For the past ten years I’ve been talking about finally compiling an ultimate highlight reel of those four years of insanity, but I’ve yet to come through. Well, with my new set-up, not only will I have the ability to finally put together this dream project (That’s right! Dream project!), I’ll be able to do it in a way I could never have imagined when I was punching buttons on my VCR ten years ago. I’m picturing Zach Vroman (still the Sledding Syndicate’s number one fan) geeking out when he finally gets his eyes on the finished project and I can’t wait to get started (less than 24 hours now). This highlight film is going to bring down the house at his next family reunion. In fact, this post is basically to tease the three or four alumni who are on my MySpace page (Laurie, I count you as Zach’s proxy).

I do want to keep the expectations (as far as time goes) realistic, though. I’m learning a new program (actually four when you count the graphics, sound, and DVD programs that came with Final Cut), and those who know me know I won’t put anything out for public consumption that I don’t feel is up to my irrationally rigid standards. So, I’m making Christmas my deadline for the DVD (with bonus features and the like (Power Rangers, anyone?)). That gives me six months to go completely batshit on this thing.

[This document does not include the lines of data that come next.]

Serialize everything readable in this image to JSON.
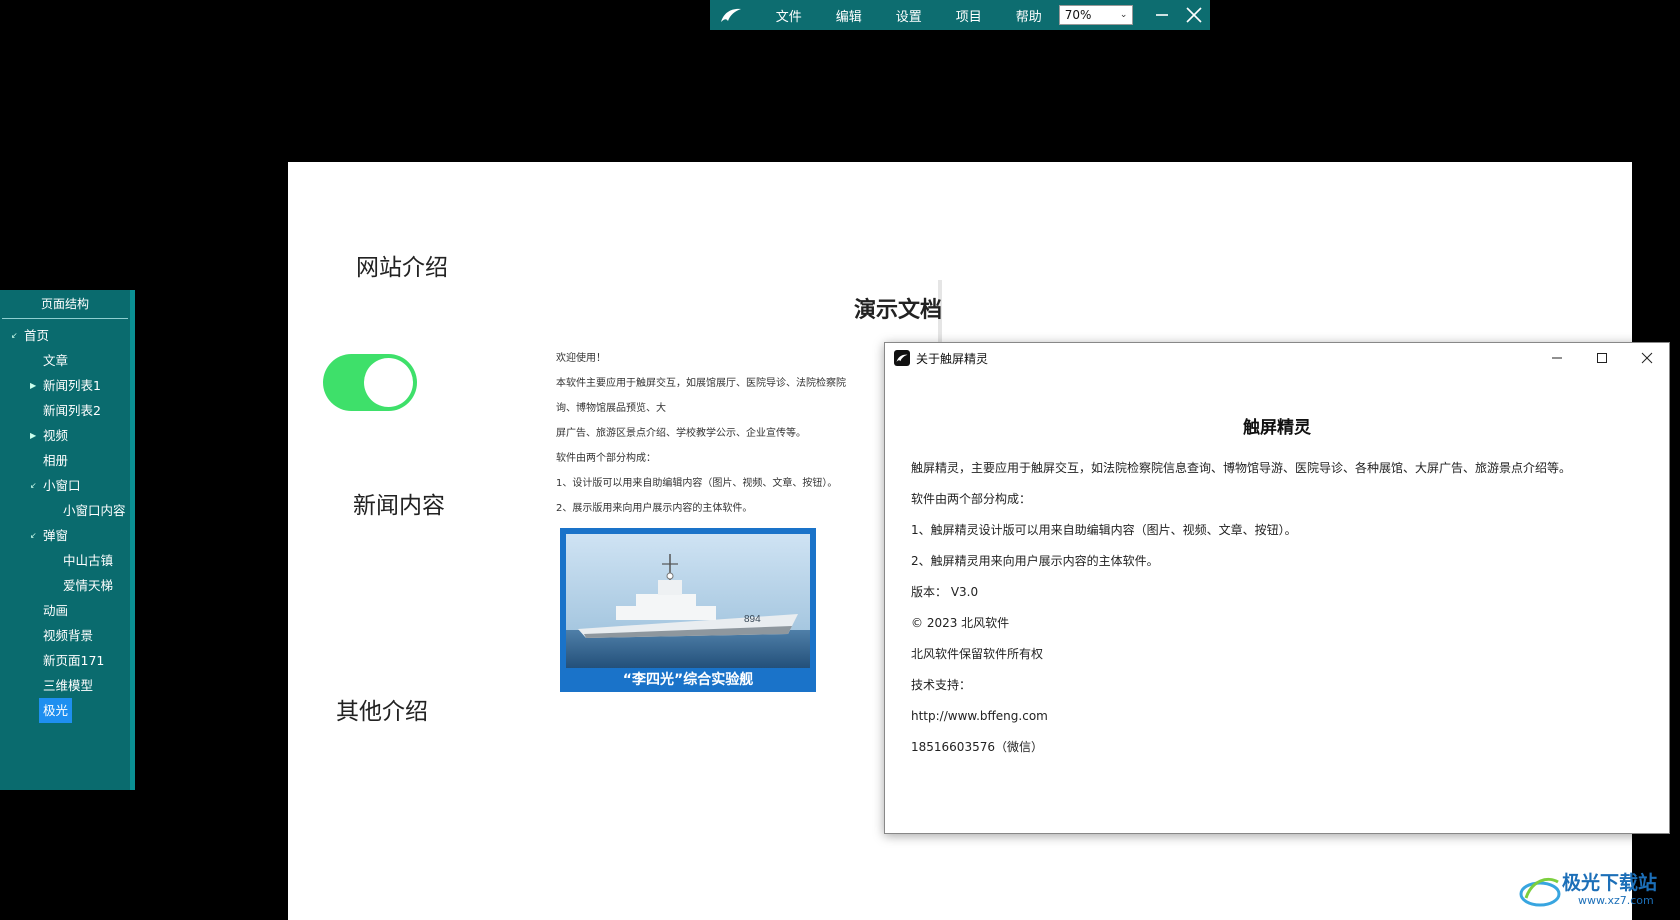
{
  "toolbar": {
    "menu": [
      "文件",
      "编辑",
      "设置",
      "项目",
      "帮助"
    ],
    "zoom": "70%"
  },
  "sidebar": {
    "title": "页面结构",
    "items": [
      {
        "label": "首页",
        "level": 0,
        "arrow": "down"
      },
      {
        "label": "文章",
        "level": 1,
        "arrow": ""
      },
      {
        "label": "新闻列表1",
        "level": 1,
        "arrow": "right"
      },
      {
        "label": "新闻列表2",
        "level": 1,
        "arrow": ""
      },
      {
        "label": "视频",
        "level": 1,
        "arrow": "right"
      },
      {
        "label": "相册",
        "level": 1,
        "arrow": ""
      },
      {
        "label": "小窗口",
        "level": 1,
        "arrow": "down"
      },
      {
        "label": "小窗口内容",
        "level": 2,
        "arrow": ""
      },
      {
        "label": "弹窗",
        "level": 1,
        "arrow": "down"
      },
      {
        "label": "中山古镇",
        "level": 2,
        "arrow": ""
      },
      {
        "label": "爱情天梯",
        "level": 2,
        "arrow": ""
      },
      {
        "label": "动画",
        "level": 1,
        "arrow": ""
      },
      {
        "label": "视频背景",
        "level": 1,
        "arrow": ""
      },
      {
        "label": "新页面171",
        "level": 1,
        "arrow": ""
      },
      {
        "label": "三维模型",
        "level": 1,
        "arrow": ""
      },
      {
        "label": "极光",
        "level": 1,
        "arrow": "",
        "selected": true
      }
    ]
  },
  "canvas": {
    "headings": [
      "网站介绍",
      "新闻内容",
      "其他介绍"
    ],
    "toggle_on": true,
    "doc_title": "演示文档",
    "doc_lines": [
      "欢迎使用！",
      "本软件主要应用于触屏交互，如展馆展厅、医院导诊、法院检察院",
      "询、博物馆展品预览、大",
      "屏广告、旅游区景点介绍、学校教学公示、企业宣传等。",
      "软件由两个部分构成：",
      "1、设计版可以用来自助编辑内容（图片、视频、文章、按钮）。",
      "2、展示版用来向用户展示内容的主体软件。"
    ],
    "image_caption": "“李四光”综合实验舰",
    "ship_number": "894"
  },
  "about": {
    "window_title": "关于触屏精灵",
    "heading": "触屏精灵",
    "lines": [
      "触屏精灵，主要应用于触屏交互，如法院检察院信息查询、博物馆导游、医院导诊、各种展馆、大屏广告、旅游景点介绍等。",
      "软件由两个部分构成：",
      "1、触屏精灵设计版可以用来自助编辑内容（图片、视频、文章、按钮）。",
      "2、触屏精灵用来向用户展示内容的主体软件。",
      "版本： V3.0",
      "© 2023 北风软件",
      "北风软件保留软件所有权",
      "技术支持：",
      "http://www.bffeng.com",
      "18516603576（微信）"
    ]
  },
  "watermark": {
    "name": "极光下载站",
    "url": "www.xz7.com"
  }
}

But don’t worry. I’m not going to make the fans wait that long to get an idea of what’s in store.

My hope (and this is a very sincere hope) is that I can have a small preview cut before I descend on Chi-town for my Cubs double-header at the end of June. After years of broken promises, I hope to put something concrete in Zach’s hand to show him this time I’m not bullshitting. I don’t know if this is feasible; if FCP has a brutal learning curve I may be S.O.L. on my deadline. Still, I’m going to try.

But what I’m digging almost as much as the project itself is that MySpace currently offers 100MB for its users to host video. So, whether I make my deadline or not, in the next couple months I’ll have the preview on my MySpace page for alumni as well as the uninitiated to enjoy. Plus, you guys can keep me honest. If the 4th of July comes and goes with no new developments, drop me a note and remind me of my oath.

Until then, boys and girls, I bid you adieu. It’s time to start cutting.